The Notorious Axeman of New Orleans
New Orleans has always had a reputation as a lawless delta city, and during the early 1900s, that reputation received a dark taint as the Axeman’s shadow was cast over it. Serial killers have likely been with us throughout history, but with the advent of the diverse, populous and above all anonymous cities, they were given the ideal hunting ground.
The same way Jack the Ripper terrified London less than forty years before, the Axeman’s crimes drove the city of New Orleans into a panic. Accusations were flying left and right, people seized on anything they could to feel safe, and the city fell into a state of defensive terror.
The first victims of the notorious Axeman were Joseph and Catherine Maggio, a grocer and his wife who were killed in May of 1918. They were found by Joseph’s brothers, who entered the apartment and were horrified to find the husband and wife dead in their bed. They had both been dispatched by blows with an ax, but it was clear that the greater damage had been visited on poor Catherine. Her head was nearly struck from her body by the force of the blows. Nothing was taken, and eerily enough, the murderer’s bloody clothes had been left in the apartment; apparently, he had stopped to change before he left.

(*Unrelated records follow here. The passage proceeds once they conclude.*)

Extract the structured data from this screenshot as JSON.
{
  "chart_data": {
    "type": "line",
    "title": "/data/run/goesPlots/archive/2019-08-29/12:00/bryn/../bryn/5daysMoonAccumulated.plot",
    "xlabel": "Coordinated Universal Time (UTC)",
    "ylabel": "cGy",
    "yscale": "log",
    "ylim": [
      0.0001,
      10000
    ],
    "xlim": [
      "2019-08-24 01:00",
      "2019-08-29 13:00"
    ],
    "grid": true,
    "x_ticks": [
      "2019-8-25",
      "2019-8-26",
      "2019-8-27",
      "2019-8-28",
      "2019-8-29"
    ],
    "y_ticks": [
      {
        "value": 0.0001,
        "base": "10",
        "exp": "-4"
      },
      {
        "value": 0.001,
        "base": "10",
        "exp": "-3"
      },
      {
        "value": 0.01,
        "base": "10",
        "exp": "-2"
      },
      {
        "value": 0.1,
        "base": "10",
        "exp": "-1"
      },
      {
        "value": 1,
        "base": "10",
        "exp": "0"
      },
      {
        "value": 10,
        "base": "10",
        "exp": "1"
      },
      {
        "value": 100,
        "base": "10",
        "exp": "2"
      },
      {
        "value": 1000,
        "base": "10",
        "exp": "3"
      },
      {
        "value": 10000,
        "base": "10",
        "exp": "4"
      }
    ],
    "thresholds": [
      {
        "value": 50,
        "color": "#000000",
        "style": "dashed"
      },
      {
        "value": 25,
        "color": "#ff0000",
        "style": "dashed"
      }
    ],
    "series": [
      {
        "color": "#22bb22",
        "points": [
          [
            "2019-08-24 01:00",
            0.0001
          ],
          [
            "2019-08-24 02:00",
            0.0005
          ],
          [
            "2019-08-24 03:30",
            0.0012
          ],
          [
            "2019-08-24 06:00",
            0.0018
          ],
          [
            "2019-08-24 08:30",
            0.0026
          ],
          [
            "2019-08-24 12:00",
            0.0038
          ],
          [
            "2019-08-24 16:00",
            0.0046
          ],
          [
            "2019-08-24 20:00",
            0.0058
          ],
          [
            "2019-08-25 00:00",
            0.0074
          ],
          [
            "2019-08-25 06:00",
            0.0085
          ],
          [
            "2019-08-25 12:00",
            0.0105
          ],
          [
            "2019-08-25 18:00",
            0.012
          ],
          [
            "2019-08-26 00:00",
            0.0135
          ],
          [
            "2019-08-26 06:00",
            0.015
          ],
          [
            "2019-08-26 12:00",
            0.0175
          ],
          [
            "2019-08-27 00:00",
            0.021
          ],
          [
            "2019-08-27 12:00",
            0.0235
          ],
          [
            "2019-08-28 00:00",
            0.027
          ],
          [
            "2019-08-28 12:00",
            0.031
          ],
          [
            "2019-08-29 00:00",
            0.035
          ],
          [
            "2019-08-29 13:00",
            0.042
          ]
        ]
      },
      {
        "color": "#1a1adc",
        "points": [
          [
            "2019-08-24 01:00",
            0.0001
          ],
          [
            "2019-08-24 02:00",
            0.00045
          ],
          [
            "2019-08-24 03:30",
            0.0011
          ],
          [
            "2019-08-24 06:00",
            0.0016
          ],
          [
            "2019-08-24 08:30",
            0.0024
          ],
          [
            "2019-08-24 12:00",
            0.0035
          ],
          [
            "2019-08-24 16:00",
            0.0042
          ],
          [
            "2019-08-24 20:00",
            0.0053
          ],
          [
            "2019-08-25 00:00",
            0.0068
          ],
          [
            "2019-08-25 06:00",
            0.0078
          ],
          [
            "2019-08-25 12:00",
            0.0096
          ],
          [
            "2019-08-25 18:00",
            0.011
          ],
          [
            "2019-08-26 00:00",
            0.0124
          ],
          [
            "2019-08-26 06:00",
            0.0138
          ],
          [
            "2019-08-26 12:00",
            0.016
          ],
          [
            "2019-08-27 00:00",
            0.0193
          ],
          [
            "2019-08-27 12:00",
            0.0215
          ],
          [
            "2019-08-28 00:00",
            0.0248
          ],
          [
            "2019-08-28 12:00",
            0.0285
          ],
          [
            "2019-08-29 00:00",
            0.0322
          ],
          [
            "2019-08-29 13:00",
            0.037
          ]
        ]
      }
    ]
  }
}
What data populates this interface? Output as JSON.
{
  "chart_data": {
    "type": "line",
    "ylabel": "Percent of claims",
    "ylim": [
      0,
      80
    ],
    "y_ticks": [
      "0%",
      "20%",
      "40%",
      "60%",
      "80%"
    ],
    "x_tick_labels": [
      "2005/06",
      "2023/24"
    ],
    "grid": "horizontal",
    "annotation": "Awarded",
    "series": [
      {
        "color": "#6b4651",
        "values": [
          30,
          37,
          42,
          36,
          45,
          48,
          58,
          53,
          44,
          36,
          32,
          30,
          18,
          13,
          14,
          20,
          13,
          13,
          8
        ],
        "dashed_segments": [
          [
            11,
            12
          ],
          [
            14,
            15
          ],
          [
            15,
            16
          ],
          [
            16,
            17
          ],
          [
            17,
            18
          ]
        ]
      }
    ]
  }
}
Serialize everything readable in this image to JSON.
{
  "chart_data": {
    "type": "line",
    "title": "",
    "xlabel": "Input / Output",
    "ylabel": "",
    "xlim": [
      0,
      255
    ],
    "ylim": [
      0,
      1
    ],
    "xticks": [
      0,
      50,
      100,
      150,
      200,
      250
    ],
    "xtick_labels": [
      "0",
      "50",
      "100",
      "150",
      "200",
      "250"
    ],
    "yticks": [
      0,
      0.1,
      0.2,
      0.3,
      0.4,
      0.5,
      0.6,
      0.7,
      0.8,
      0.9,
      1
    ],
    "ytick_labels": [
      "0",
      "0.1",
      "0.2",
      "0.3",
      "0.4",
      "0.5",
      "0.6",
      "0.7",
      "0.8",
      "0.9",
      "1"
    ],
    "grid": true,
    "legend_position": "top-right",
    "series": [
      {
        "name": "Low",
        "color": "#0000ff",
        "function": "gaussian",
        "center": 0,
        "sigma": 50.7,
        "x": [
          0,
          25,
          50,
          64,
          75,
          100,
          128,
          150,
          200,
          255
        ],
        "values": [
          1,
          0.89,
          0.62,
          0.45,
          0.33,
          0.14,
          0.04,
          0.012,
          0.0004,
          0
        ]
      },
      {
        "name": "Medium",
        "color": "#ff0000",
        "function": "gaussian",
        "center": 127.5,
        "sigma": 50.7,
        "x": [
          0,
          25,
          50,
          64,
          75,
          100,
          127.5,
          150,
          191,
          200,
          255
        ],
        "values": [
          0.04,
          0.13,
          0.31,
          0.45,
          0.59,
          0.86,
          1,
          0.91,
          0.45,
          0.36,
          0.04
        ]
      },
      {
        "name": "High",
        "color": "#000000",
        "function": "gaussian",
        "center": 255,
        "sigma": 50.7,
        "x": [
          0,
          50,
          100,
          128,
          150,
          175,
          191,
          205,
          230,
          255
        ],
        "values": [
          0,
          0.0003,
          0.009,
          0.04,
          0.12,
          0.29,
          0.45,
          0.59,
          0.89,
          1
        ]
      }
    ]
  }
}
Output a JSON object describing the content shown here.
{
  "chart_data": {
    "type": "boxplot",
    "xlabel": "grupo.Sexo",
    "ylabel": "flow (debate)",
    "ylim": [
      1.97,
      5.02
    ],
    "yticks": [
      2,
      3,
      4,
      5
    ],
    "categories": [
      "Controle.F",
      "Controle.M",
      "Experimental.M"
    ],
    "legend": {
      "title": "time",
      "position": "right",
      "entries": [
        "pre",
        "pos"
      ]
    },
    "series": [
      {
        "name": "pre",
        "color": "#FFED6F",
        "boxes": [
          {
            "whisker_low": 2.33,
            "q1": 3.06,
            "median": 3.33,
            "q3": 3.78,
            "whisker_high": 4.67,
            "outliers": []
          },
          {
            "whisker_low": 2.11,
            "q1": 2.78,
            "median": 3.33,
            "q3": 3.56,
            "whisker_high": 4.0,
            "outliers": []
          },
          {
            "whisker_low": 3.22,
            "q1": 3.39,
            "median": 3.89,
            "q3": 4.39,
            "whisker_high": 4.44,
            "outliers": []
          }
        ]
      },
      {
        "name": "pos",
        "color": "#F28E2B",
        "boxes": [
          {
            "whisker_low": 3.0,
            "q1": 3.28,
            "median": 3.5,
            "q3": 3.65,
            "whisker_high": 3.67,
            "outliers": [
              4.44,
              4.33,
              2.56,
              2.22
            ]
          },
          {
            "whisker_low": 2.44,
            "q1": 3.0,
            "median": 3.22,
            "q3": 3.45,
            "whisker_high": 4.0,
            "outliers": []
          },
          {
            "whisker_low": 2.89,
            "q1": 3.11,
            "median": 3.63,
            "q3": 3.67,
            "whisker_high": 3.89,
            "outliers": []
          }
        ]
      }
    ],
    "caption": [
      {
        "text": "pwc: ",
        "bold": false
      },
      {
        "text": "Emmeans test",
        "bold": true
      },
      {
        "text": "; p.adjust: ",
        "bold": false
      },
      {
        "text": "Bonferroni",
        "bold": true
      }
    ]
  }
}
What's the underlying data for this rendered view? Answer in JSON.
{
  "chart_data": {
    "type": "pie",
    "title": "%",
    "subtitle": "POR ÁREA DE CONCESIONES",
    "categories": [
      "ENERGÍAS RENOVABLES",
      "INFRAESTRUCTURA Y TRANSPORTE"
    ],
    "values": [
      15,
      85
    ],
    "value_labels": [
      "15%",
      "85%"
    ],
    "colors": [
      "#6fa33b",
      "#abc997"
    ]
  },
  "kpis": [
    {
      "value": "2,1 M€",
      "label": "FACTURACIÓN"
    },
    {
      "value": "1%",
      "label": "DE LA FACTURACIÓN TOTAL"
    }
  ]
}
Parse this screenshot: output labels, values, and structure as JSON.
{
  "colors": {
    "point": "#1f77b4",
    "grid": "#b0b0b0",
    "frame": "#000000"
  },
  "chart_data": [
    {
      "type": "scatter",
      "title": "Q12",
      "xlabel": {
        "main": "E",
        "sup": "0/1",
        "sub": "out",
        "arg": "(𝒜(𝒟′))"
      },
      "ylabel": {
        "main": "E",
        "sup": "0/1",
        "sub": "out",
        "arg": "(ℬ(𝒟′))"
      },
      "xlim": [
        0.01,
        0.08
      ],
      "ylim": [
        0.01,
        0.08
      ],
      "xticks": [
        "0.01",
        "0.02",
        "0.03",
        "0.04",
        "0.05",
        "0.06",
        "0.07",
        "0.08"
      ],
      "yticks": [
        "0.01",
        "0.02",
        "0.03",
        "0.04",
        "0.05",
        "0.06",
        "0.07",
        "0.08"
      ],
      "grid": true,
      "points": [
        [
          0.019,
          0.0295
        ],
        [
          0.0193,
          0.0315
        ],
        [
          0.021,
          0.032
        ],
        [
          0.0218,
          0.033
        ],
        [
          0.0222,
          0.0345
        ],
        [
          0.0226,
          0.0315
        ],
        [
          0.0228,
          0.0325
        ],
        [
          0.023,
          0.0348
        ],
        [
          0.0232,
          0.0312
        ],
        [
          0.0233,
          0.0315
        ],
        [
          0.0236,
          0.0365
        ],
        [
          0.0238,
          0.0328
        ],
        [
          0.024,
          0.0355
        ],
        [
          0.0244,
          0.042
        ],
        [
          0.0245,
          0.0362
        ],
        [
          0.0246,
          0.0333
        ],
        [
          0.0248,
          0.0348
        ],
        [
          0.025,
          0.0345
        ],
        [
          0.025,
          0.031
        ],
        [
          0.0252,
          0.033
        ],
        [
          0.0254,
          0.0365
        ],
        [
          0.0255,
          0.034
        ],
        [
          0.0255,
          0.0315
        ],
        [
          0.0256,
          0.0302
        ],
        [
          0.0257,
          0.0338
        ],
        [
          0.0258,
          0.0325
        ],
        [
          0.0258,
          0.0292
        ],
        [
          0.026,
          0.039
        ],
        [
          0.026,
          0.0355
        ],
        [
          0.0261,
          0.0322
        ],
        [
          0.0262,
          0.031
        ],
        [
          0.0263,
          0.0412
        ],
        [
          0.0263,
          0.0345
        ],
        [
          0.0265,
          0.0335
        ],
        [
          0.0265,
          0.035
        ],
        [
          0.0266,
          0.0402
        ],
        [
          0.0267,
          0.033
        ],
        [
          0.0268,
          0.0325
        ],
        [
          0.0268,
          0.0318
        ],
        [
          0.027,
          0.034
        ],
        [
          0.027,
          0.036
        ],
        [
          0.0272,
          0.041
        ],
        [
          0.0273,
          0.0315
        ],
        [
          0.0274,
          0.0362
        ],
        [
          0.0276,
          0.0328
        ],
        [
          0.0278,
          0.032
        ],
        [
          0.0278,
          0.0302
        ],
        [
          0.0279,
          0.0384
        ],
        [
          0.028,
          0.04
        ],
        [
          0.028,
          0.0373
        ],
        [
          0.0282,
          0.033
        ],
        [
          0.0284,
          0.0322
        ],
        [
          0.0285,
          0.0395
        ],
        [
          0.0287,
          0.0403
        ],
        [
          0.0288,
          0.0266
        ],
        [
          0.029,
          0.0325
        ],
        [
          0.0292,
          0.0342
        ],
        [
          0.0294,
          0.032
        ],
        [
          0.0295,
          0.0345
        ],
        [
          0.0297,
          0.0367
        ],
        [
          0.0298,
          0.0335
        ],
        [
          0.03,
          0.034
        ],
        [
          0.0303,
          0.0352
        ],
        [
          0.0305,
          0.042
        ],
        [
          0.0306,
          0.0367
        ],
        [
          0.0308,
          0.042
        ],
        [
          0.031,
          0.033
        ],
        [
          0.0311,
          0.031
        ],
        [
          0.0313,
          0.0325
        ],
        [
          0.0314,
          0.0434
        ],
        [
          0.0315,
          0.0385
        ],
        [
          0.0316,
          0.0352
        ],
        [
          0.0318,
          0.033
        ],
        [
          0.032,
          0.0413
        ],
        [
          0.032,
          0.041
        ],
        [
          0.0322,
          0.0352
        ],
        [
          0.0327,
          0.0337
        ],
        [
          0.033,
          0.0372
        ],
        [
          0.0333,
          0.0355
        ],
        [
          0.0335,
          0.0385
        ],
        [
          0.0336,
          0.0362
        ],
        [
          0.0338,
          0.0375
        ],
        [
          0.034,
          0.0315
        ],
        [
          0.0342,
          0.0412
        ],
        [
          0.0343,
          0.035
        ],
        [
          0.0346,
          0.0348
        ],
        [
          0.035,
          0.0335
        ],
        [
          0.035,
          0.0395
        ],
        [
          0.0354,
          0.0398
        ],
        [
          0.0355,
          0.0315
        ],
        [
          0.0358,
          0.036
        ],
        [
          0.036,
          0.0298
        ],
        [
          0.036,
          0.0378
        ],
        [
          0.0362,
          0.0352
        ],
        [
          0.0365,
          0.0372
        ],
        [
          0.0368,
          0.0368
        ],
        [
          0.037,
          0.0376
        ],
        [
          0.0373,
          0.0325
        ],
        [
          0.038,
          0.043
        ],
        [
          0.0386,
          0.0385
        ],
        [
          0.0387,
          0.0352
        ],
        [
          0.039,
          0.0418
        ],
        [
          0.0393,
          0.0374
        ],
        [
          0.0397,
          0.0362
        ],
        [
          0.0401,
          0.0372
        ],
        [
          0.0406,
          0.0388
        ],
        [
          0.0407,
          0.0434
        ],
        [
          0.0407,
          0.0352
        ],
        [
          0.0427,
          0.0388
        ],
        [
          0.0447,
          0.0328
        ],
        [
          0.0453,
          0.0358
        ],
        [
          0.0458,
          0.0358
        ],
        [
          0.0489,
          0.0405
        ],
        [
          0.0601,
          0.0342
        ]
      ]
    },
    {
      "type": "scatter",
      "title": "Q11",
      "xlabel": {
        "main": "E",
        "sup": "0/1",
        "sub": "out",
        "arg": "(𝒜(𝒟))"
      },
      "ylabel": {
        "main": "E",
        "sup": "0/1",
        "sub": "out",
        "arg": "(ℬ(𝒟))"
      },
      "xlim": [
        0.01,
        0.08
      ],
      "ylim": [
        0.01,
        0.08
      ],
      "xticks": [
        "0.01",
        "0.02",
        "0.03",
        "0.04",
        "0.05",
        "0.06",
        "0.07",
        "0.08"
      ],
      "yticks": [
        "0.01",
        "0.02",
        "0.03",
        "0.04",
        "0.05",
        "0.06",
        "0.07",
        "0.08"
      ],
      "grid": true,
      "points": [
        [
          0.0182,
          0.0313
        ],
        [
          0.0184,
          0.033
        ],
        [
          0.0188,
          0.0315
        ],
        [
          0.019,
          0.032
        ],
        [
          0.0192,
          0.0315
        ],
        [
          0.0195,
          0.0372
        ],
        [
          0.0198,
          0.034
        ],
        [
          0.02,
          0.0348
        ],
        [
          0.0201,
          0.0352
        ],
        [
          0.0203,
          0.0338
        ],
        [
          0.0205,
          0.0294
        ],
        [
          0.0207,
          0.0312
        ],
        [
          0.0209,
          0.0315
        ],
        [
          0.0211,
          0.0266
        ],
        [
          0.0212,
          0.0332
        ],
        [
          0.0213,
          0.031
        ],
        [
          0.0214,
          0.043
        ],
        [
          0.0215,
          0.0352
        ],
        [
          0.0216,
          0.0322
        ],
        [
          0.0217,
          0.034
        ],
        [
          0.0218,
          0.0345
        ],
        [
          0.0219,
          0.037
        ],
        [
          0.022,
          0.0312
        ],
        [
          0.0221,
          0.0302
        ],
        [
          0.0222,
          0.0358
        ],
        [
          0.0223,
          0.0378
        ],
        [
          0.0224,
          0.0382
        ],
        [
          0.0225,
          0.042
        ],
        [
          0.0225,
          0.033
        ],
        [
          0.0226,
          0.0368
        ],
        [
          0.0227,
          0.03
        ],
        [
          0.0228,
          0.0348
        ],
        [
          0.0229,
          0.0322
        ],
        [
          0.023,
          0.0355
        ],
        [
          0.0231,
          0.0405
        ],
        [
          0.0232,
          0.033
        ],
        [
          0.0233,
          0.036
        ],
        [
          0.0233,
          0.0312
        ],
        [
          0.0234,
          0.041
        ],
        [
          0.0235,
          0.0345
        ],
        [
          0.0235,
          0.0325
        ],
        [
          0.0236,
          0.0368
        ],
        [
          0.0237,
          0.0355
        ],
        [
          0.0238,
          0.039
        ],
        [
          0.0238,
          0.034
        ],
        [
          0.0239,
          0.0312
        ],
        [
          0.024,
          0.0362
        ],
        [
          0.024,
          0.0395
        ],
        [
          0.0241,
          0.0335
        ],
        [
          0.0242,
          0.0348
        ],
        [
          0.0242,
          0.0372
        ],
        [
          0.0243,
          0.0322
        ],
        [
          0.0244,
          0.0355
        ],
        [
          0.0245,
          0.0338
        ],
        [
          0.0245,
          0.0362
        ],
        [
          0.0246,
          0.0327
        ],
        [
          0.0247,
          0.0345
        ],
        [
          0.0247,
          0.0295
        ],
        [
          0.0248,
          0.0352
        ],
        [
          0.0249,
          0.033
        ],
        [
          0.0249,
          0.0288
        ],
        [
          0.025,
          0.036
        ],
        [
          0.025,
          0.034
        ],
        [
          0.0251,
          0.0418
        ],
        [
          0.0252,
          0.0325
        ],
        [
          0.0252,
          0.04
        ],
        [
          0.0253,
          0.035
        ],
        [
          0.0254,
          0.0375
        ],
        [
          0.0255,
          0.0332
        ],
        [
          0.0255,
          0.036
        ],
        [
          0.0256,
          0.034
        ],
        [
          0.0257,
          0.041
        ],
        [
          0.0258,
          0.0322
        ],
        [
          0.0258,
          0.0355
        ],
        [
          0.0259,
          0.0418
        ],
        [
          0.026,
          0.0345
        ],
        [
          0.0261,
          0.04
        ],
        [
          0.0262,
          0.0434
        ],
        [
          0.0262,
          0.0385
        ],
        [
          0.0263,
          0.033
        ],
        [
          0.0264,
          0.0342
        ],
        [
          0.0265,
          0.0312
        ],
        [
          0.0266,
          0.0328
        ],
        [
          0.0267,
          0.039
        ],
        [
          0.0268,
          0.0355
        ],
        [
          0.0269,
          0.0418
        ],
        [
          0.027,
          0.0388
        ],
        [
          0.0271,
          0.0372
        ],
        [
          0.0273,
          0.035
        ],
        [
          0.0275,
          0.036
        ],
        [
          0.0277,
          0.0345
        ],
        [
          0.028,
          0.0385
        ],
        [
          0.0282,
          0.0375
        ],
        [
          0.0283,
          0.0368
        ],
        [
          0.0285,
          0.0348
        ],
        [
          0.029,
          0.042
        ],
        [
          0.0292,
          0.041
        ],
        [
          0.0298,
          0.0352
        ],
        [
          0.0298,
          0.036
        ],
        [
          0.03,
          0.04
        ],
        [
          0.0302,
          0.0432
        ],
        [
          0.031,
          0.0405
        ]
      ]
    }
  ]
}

The details of the Maggios’ killing told the police a few things. First, the killer’s aim was definitely murder. Valuables and money left in plain sight were not taken. Second, the killer planned his attack. He would have had to bring along clean clothes to change in to. Third, the killer was very strong. He battered down the back door to reach the couple.
The Axeman’s next victims were luckier than the Maggios. The next couple was severely wounded, but they both survived. In an odd twist, the male from that couple, Luke Besamer, spent some time under suspicion as a German spy after his correspondence was uncovered during the investigation. A woman known only as Mrs. Schneider was attacked while her husband was at work, but though her face was bloodied and battered, she survived and even gave birth a short while later.
Charles and Rosie Cortimiglia, a married couple, were the Axeman’s next target. Both were badly wounded by the attack. Though they survived, their daughter, a two year old sleeping in her mother’s arms, did not. She had been killed by a single blow to the back of the neck.
Two unrelated people, Steve Boca and Sarah Laumann were attacked next. The mode of entry and the attacks were the same, but neither died from the wounds. Neither could offer the police any details of their attacker.
The last death associated with the infamous Axeman was Mike Pepitone, caught at home alone and attacked so viciously that his room was soaked with blood.
By the time the people of New Orleans realized that there was a killer in their midst, the killer had started playing with the press. A letter was sent to the newspapers where the Axeman declared himself an invisible spirit from hell. He told the people of New Orleans that tey were lucky that he did not kill every night, and stated that on a date a few nights from then, he would be making a visit to a home to kill the inhabitants therein. However, any home or venue that had jazz playing would be spared.
As may be expected, every jazz band in New Orleans were booked that night, and the dance halls were filled to capacity.
Whle the town was largely terrified, there were some citizens who were justifiably angry. There was more than one challenge to the Axeman to come visit at certain homes, and one such invitation said that the door would be left open for him.
In 1919, the Axeman’s attacks stopped as quickly as they had began. Whether he died or was incarcerated for some other reason, there is no telling what happened to him. Some mysteries can be solved, but as the years go by, the Axeman’s legacy remains one of eerie uncertain fear.